Nico Rosberg, never shy about calling performance as he sees it, labelled the swing from qualifying to race “Verstappen magic.”
“Suddenly, bam, when it mattered, it was Verstappen magic,” the 2016 World Champion told Sky F1. “In qualifying I do think it was down to him, but then in the race, yes, again he was just unbelievable, but his car was also fast, which really came as a surprise to us, and to McLaren. Hats off to Red Bull, and, of course, to him for just such a special weekend.”
On the Norris pass that set up the runaway: “So late on the brakes, brilliant stuff, like really special, so impressive. And then the pace he had, relentless.”

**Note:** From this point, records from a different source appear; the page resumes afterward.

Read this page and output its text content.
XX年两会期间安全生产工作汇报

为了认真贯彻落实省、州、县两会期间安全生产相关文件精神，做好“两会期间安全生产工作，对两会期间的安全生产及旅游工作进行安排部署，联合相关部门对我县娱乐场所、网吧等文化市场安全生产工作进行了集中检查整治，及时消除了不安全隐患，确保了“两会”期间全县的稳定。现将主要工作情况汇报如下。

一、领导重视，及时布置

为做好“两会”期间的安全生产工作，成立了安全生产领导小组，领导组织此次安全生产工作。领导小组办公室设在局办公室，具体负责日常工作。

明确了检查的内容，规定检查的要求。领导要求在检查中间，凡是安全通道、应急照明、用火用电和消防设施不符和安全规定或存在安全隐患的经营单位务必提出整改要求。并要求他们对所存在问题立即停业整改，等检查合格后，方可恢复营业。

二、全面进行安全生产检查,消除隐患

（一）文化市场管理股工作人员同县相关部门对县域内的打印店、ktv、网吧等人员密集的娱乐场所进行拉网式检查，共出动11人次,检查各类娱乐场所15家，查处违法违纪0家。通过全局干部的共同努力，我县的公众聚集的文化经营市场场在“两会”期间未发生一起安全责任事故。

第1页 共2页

Verstappen’s Monza victory was his third of the 2025 season and it stretched his championship lead over George Russell to 36 points. In a campaign shaped by McLaren’s weekly presence at the sharp end, that margin matters. It says that whenever Red Bull gives Verstappen a car that breathes at high speed, he doesn’t just win — he crushes.
This wasn’t merely fast; it was the sort of polished annihilation that answers a week’s worth of questions in 53 laps. Would McLaren’s tyre edge tell over a long run? Not when Verstappen could rip the sting out of the race by Lap 10. Would the pole lap be a one‑off? The gap at the finish suggested otherwise. Would the first‑lap skirmish linger? He gave the place back, passed cleanly and did his talking with the stopwatch.
Hill’s “driver of this age” line will rattle a few cages, but it’s increasingly hard to argue. The speed was known. The relentlessness, too. What Monza hammered home was the tidiness: the judgement at Turn 1, the reset after giving the place back, the precision under braking when it mattered. It was a complete weekend in a year where complete weekends are at a premium.
Red Bull came to Italy expecting a fight and left with a statement. McLaren remain the long‑run benchmark more often than not, Oscar Piastri and Norris still circling every Sunday. But when the calendar serves up low drag and long straights, Verstappen turns the dial to something few can match. Monza just put it in neon.